Il club, un anno fa, dopo aver vinto il bando per la creazione di una nuova squadra rosanero, si è semplicemente rivolto al comune, proprietario dello stadio, che lo ha “affidato” per un anno, spiegano gli assessori al Bilancio, D’Agostino e allo Sport, Petralia, nelle more della stipula di una nuova convenzione che determini anche il canone a carico del club. “La concessione non potrà ovviamente non tenere conto del fatto che la società usufruisce dello stadio, ed allo stesso tempo ne cura la manutenzione e la sicurezza, già dal 2019”, scrivono i due assessori, aggiungendo il dato più importante: “in atto non vi è alcuna concessione a titolo gratuito né alcuna omissione di pagamenti da parte di alcuno né altro motivo di polemica”..

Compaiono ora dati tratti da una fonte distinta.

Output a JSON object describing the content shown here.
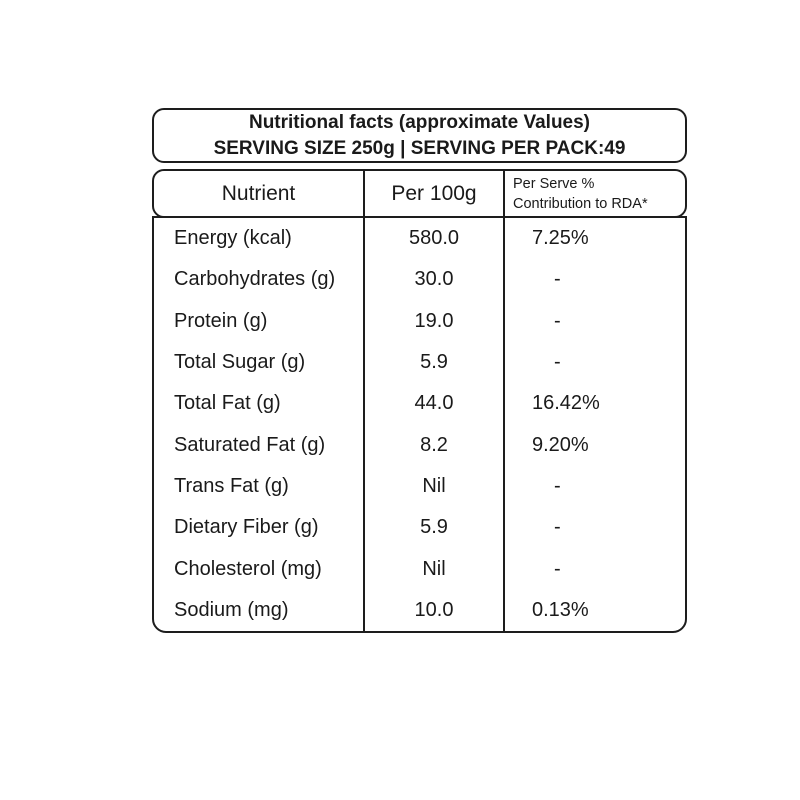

Una convenzione tra comune e vecchia società, quella fallita, esisteva, anche se scaduta e prorogata di anno in anno. Il canone annuo era di oltre 300.000 euro. Ma è oggettivamente impensabile che una società nuova, diversa dal soggetto che sottoscrisse quell’accordo e che ha militato tra i dilettanti, possa essere chiamata a pagare quanto una società che militava in Serie A o in B, con le entrate infinitamente superiori che ne derivavano.
Se c’è qualcosa da chiarire è dalle parti del comune che va cercato, non altrove. Eppure, dalle dichiarazioni di certi consiglieri di opposizione pare esserci proprio il Palermo nel mirino, come se la società avesse voluto furbescamente approfittare della mancanza di una convenzione per guadagnarci; e, per dirla tutta, pare pure esserci un certo compiacimento, da parte di qualcuno, nell’immaginare certe conseguenze per la società di Mirri e Di Piazza.
Palermo ha rischiato di restare senza calcio, dopo la fine del club di Zamparini e, poi, dei Tuttolomondo, e ora, che la nuova società si riaffaccia al calcio professionistico pare che si faccia a gara per creare ostacoli e difficoltà.
Facciano in fretta, invece di alimentare polemiche, a Palazzo delle Aquile, a stilare una nuova convenzione, che salvaguardi l’interesse della collettività, perché lo stadio è un bene pubblico, da preservare e utilizzare al meglio, prevedendo un canone annuo adeguato alla categoria in cui milita la squadra, ma pure quello dei tifosi, consentendo di usufruire del Barbera per tornare a seguire le partite del Palermo. Chiaramente, quando le restrizioni da coronavirus lo renderanno possibile.